Wednesday, July 18, 2012

BrOmance Some Notes

So I'm checking out Robert Ward's Red Baker and reading the new introduction written by Daniel Woodrell and come across this gem:

"All a bereft and humiliated man has left is the capacity for violence (that's why violence is so abhorred and heavily punished - if social inequities came to be adjusted through violence, the lower classes might somehow win a few rounds, and no elite class or people rig the rules of society to encourage the defeat of themselves)..."


Meanwhile Sean Doolittle's Lake Country is just fucking me up and I think I can put my finger on what exactly I respond to so heartily in Sean's writing - I have never questioned the motivation of his characters. Not one of them. I've never sat back and said, 'wait a minute here, that reaction seems awfully out of proportion'. Do I agree with their actions? Of course not - a lot of the time - but they come from such an emotionally honest place that their responses to circumstance spring so organically from character that the stakes are high though the scale is relatively small (no conspiracies that go all the way up in these books, kids). I'm hoping I get a similar reaction to Joy Castro's new one Hell or High Water, and I've got a sneaking suspicion that I will. Plan on er, diving in over the weekend.

Finally saw Savages last night. Good damn movie. Till the last five minutes anyhow. But hey, getting to them is well worth it. Easily my favorite Oliver Stone movie in a long ass time. Also heard tons of shit about new Don Winslow film projects including California Fire & Life. Also, sounds like Leonardo DiCaprio's option on Satori is alive and kicking - it'd been a long time and I figured it had fallen apart the way Michael Mann's Winter of Frankie Machine project seemed to. Sounds like Winslow's co-written an original script with Chuck Hogan too - and that's alright with me.

Earlier in the week, at Ransom Notes, I was talking Thai (Bangkok mostly) crime books on the occasion of the latest Poke Rafferty title The Fear Artist by Tim Hallinan. And today at Ransom Notes I'm asking for your favorite current book to television adaptations after hearing the good news out of Michael Connelly land that Harry Bosch may soon have his very own boob tube address. Frankly, I think long-form television is the right place for Bosch. Of course any number of things can go wrong with adaptations, but so many things can go right in this medium too.

I just read Sebastian Junger's A Death in Belmont about a murder that took place in his neighborhood in the early 60s and his family's connection to Albert Desalvo - the man who confessed to being The Boston Strangler (though it was never conclusively proven that he was), and the whole time, I'm thinking - this is basically a book-length version of what I'd like the CriMemoir series to be. What's that? You have no idea what I mean when I say CriMemoir? Stay tuned.

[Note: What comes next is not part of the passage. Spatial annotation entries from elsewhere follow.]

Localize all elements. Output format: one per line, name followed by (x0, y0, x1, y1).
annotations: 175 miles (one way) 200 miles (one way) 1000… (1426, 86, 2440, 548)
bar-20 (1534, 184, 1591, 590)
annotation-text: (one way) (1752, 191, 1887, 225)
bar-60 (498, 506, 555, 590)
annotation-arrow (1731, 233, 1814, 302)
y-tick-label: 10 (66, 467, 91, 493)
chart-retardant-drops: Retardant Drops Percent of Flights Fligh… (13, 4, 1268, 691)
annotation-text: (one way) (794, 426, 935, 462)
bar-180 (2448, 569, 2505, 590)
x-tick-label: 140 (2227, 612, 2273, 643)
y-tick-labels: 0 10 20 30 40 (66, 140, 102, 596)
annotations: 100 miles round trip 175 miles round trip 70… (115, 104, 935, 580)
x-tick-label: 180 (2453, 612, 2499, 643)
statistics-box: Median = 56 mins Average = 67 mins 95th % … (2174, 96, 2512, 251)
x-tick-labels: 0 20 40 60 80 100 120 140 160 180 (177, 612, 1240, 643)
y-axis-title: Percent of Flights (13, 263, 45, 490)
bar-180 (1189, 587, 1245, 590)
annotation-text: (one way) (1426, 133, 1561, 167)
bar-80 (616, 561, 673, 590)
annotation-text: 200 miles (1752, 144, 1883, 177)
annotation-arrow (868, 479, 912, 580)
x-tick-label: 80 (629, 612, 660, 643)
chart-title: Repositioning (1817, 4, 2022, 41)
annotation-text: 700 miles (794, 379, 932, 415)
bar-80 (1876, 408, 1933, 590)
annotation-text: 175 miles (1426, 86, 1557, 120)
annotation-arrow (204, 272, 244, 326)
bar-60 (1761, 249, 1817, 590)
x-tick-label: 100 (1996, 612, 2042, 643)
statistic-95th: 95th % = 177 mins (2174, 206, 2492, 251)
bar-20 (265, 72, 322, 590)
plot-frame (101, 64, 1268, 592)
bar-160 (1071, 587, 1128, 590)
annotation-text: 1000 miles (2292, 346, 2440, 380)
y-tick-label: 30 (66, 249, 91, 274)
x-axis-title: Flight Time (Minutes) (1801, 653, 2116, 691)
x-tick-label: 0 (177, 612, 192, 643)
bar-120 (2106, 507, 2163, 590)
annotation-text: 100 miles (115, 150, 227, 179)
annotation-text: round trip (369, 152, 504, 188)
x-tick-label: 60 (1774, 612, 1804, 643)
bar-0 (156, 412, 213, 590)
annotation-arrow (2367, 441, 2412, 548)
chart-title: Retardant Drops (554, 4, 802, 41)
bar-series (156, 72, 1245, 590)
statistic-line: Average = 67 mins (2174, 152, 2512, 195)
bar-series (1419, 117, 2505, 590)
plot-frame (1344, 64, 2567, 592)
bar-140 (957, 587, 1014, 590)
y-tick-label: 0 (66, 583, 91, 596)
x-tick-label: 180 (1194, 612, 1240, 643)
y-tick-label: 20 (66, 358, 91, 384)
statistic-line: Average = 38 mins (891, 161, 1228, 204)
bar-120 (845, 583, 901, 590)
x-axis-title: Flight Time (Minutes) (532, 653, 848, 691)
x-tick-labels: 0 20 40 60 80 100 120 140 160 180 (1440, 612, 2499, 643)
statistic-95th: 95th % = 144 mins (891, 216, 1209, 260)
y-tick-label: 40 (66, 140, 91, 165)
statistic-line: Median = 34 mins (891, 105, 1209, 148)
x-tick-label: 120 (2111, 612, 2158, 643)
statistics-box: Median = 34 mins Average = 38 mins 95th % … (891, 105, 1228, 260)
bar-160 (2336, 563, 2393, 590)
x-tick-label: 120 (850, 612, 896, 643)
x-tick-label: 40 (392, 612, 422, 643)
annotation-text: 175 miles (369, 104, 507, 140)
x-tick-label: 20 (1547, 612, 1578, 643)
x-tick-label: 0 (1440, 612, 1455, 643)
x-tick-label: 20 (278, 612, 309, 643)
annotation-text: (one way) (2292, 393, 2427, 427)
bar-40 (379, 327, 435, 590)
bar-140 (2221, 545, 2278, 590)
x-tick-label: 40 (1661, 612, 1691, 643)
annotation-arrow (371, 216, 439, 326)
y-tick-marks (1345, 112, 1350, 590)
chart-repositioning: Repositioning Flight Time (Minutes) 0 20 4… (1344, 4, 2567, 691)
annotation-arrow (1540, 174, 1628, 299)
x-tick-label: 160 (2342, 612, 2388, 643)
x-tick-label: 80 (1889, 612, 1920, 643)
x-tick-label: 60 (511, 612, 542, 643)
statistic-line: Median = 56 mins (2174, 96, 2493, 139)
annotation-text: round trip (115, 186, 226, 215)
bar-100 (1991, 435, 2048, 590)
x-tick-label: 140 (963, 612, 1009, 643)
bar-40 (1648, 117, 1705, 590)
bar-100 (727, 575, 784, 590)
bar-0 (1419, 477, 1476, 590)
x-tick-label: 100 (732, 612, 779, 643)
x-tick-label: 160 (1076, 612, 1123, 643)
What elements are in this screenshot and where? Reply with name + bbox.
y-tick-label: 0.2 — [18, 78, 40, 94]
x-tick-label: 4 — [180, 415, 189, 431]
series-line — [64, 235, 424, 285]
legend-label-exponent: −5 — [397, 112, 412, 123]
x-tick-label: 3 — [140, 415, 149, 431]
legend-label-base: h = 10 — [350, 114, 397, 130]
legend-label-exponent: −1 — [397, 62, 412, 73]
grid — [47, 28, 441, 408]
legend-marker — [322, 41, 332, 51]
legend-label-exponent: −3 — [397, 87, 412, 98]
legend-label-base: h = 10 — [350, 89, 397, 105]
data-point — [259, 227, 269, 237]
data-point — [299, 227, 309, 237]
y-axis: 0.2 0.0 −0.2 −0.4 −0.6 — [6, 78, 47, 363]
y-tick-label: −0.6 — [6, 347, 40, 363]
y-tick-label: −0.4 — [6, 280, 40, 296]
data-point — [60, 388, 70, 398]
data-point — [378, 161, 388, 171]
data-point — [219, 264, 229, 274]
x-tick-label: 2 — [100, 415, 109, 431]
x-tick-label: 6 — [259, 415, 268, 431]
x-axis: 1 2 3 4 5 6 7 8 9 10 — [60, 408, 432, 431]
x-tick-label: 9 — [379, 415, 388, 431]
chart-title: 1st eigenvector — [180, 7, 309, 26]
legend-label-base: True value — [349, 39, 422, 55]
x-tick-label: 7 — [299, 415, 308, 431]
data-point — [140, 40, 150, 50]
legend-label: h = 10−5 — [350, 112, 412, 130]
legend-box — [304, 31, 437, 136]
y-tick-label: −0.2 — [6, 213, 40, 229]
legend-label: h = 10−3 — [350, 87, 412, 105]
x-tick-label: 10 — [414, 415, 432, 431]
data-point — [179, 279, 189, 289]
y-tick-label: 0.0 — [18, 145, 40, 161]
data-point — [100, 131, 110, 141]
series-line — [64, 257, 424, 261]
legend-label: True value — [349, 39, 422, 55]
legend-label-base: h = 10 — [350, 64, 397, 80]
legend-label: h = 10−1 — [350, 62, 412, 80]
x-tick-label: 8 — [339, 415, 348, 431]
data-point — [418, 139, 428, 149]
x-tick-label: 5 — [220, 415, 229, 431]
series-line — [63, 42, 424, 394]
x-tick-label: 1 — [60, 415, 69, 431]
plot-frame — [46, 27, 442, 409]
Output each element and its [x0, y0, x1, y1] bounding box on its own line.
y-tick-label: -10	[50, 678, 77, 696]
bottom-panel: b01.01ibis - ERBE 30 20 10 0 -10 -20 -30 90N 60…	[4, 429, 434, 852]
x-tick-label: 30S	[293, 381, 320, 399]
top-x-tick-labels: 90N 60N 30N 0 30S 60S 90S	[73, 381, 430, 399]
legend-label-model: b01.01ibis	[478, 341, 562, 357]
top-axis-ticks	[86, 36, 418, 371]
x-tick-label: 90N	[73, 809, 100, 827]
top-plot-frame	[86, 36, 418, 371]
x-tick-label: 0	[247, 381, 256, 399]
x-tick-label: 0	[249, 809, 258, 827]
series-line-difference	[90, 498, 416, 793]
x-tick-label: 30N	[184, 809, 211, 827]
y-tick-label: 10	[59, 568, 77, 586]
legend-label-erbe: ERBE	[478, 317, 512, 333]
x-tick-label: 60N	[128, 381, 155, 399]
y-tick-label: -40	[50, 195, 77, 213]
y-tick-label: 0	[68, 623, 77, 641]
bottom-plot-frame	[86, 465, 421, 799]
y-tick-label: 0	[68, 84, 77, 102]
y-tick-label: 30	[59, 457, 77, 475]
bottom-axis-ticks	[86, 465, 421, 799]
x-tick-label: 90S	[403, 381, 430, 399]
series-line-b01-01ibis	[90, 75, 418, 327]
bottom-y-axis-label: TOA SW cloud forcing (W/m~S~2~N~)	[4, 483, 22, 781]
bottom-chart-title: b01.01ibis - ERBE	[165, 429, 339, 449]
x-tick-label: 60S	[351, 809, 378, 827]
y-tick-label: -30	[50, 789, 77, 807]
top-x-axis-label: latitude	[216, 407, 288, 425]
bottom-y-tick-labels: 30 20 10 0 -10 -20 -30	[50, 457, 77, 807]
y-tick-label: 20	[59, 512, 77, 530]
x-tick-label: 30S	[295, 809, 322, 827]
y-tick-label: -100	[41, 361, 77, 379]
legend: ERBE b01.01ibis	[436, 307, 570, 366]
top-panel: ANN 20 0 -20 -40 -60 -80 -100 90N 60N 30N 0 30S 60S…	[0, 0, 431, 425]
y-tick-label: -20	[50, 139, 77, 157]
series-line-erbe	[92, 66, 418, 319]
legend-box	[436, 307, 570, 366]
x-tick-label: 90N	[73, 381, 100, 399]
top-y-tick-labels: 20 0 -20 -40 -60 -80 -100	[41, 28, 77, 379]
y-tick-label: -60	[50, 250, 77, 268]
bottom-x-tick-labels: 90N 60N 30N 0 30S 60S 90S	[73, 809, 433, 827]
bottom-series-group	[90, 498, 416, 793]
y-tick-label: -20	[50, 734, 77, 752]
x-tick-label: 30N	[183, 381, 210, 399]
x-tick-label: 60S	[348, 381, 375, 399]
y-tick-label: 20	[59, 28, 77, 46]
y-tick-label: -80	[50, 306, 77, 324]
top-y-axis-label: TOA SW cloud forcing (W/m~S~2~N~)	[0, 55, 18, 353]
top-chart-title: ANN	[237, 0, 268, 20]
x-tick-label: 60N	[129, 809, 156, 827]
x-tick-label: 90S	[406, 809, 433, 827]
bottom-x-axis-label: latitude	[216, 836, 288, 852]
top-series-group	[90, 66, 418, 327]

Lastly: head on over to the OOTG online for a taste of St. Louis. Local writer Jack Ryan's story The Break-In shows some nice ways with prose, and crime fiction world, I want you to cinch your drawers for another St. Louis writer coming your way soon - I'm reading stories by Umar Lee right now and I can't wait to be able to talk to the rest of you about that shit.

1 comment:

Kieran Shea said...

RED BAKER. One of my all time favs. Period.